With internal alignment secured, the company moved to index its entire ocean freight portfolio. The decision was not incremental: rather than piloting a single trade lane, the team committed fully — every carrier, every trade, converted to index-linked terms in one coordinated move.

Three-year contracts with rollover options replaced the annual renegotiation cycle. The Xeneta long-term index set the baseline. Carrier-agreed ceilings and floors provided the boundaries within which rates could move. The 10% quarterly threshold meant that minor market fluctuations passed through without triggering any adjustment at all.

For Finance, the model delivered the predictability that annual fixed contracts had always promised but rarely delivered. For the procurement team, it delivered something more valuable: time.

Carrier relationships did not suffer. Indexed contracts create a shared reference point that both sides trust — and that trust changes the nature of every conversation. Flexibility given within a transparent framework is not a concession. It is leverage earned for the future.

A model that absorbs volatility — and frees teams for work that compounds

Carrier rationalisation Consolidated volume behind fewer partners to increase leverage and simplify contract management — work that had been impossible to prioritise during the renegotiation cycle.

Modal optimisation Identified air freight shipments that could shift to ocean without affecting production schedules — a measurable reduction in air spend across several trade lanes.

Supply chain resilience Mapped single-source dependencies, modelled alternative routing scenarios, and established pre-approved contingency carriers on high-criticality lanes.

Sustainability Built a framework for measuring and reducing carbon intensity across the ocean portfolio — positioning the business ahead of compliance timelines, not behind them.

"The thought of doing this every six months or every year was insane.
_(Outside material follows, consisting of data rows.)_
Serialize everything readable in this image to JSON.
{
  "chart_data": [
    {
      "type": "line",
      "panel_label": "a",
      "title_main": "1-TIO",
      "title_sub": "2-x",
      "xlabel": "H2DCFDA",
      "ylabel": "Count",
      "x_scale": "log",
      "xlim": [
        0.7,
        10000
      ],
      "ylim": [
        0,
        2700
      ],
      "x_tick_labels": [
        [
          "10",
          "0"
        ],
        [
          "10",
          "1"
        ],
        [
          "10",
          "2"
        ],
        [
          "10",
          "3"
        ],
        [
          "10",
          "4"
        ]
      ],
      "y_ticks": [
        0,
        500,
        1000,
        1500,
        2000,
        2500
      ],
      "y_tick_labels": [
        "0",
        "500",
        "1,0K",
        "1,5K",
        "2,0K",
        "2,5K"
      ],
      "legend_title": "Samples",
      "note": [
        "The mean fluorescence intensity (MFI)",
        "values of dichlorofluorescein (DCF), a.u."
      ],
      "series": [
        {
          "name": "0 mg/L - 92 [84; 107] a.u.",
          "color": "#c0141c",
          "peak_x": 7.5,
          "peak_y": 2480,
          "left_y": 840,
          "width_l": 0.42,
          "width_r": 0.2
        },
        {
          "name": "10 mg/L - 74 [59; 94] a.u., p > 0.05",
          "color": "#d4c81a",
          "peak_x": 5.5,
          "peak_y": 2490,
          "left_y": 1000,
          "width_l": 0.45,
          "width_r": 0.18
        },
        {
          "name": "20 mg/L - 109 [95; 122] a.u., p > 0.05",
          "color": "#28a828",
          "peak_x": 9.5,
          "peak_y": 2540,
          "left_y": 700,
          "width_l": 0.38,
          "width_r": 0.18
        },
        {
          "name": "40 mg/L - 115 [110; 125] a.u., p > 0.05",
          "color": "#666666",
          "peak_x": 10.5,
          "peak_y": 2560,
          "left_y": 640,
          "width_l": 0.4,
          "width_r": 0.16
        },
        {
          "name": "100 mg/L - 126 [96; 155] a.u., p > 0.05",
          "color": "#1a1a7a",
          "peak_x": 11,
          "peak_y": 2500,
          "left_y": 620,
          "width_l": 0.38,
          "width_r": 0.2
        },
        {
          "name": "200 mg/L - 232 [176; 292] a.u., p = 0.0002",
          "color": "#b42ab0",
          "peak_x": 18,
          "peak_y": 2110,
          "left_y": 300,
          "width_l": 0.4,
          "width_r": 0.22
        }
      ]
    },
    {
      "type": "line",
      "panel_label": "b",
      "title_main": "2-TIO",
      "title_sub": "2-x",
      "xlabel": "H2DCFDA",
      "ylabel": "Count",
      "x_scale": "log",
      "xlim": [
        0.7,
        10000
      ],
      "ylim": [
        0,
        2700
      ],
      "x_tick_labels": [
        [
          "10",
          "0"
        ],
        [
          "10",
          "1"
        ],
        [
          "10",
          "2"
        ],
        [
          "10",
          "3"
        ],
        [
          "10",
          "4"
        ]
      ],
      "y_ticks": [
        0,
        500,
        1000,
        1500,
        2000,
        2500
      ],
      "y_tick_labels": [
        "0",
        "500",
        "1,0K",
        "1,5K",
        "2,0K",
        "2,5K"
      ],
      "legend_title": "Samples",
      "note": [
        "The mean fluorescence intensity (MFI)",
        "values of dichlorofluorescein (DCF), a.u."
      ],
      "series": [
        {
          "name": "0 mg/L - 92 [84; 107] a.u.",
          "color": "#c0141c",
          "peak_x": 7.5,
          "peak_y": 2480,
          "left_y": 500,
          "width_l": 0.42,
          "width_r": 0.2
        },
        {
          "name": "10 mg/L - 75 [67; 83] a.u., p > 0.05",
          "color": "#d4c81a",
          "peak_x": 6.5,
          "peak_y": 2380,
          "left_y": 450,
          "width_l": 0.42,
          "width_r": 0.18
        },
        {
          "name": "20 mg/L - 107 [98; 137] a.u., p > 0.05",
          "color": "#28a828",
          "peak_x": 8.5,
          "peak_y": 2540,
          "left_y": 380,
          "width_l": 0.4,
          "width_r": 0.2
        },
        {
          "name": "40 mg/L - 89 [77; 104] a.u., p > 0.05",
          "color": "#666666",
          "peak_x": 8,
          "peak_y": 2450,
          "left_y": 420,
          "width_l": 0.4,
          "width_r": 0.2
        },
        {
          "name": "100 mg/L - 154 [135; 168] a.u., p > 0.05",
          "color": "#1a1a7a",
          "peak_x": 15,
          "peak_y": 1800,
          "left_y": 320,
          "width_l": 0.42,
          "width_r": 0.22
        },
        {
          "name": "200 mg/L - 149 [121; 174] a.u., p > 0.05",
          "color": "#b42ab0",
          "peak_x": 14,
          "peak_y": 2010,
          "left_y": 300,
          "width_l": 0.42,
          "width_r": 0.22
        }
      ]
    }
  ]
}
Once you've done the renegotiation, indexing is the only conclusion that makes sense."

Building further layers of risk management

With the core indexing model in place, the team is now exploring hedging as a potential next step. Their exposure spans every major geopolitical risk region. Layering hedging on top of index-linked contracts would add a further dimension of risk management — and potentially new leverage in carrier negotiations.